According to news reports, Horne was just two years old when her grandmother, a prominent member of the Urban League and the National Association for the Advancement of Colored People, enrolled her in the NAACP. Horne was sparked to pursue activism in 1945, when she was entertaining at an Army base and saw German prisoners of war sitting in front of black American soldiers who were relegated to the rear. After the USO withdrew her from the tour, she used her own money to travel to sing for the troops.
Her progressive political views and friendship with Paul Robeson led to her being blacklisted in the 1950s.

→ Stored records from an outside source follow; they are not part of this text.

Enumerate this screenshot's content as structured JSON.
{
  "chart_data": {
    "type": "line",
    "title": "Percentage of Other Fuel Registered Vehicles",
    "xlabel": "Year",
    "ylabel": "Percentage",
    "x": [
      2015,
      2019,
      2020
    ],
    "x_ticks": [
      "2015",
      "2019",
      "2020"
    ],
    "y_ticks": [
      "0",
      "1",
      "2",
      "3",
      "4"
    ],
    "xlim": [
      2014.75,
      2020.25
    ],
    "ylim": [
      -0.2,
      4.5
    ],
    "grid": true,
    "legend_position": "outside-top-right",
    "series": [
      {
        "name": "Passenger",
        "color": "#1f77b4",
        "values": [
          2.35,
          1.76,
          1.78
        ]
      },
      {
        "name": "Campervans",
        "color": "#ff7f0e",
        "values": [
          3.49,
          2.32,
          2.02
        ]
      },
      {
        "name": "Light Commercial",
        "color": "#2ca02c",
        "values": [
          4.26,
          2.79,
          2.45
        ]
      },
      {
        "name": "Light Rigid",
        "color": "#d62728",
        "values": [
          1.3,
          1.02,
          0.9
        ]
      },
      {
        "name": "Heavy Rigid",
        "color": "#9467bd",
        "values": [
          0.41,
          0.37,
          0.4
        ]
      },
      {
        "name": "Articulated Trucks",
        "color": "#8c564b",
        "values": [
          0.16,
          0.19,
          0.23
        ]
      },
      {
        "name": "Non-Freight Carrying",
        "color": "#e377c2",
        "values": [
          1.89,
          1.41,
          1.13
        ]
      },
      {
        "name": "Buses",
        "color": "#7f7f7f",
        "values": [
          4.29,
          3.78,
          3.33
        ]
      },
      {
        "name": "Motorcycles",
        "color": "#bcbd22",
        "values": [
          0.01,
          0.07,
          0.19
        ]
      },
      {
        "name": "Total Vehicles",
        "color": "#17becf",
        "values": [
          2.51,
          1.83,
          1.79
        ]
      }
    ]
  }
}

The ’50s also marked one of her greatest triumphs when she starred on Broadway in the musical Jamaica, which premiered in 1957 and ran for over 500 performances.
By the 1960s, Horne was one of the most visible celebrities in the civil rights movement. In one incident, she threw a lamp at a customer who made a racial slur in a Beverly Hills restaurant. In1963 she joined the March on Washington when Martin Luther King. Jr.. gave his “I Have a Dream” speech. The same year, she spoke at a rally with civil rights leader Medgar Evers just days before his assassination.
Horne endured personal tragedy in 1970-71 when her father, her husband, former MGM music director Lennie Hayton, and her son from a brief first marriage, all died. Following their deaths she withdrew for a time from performing and public life. Eventually, she was persuaded to return to the stage, with gratifying results.
In addition to her many movies, Horne worked extensively in television, and in the 1960s appeared in several variety series hosted by stars such as Flip Wilson, Perry Como, Dean Martin and Engelbert Humperdinck. Other series appearances included Rowan and Martin’s Laugh-In and Sesame Street.
In1985 she earned a Primetime Emmy nomination for Lena Horne: The Lady and Her Music, an episode of the PBS series Great Performances.
In 1989 Horne was honored with a Grammy Lifetime Achievement Award, and in 1995 she won a Grammy for best jazz vocal performance for her album An Evening With Lena Horne.
In the 1960s Horne released an autobiography, Lena, written with author Richard Schickel.
She is survived by a daughter from her first marriage.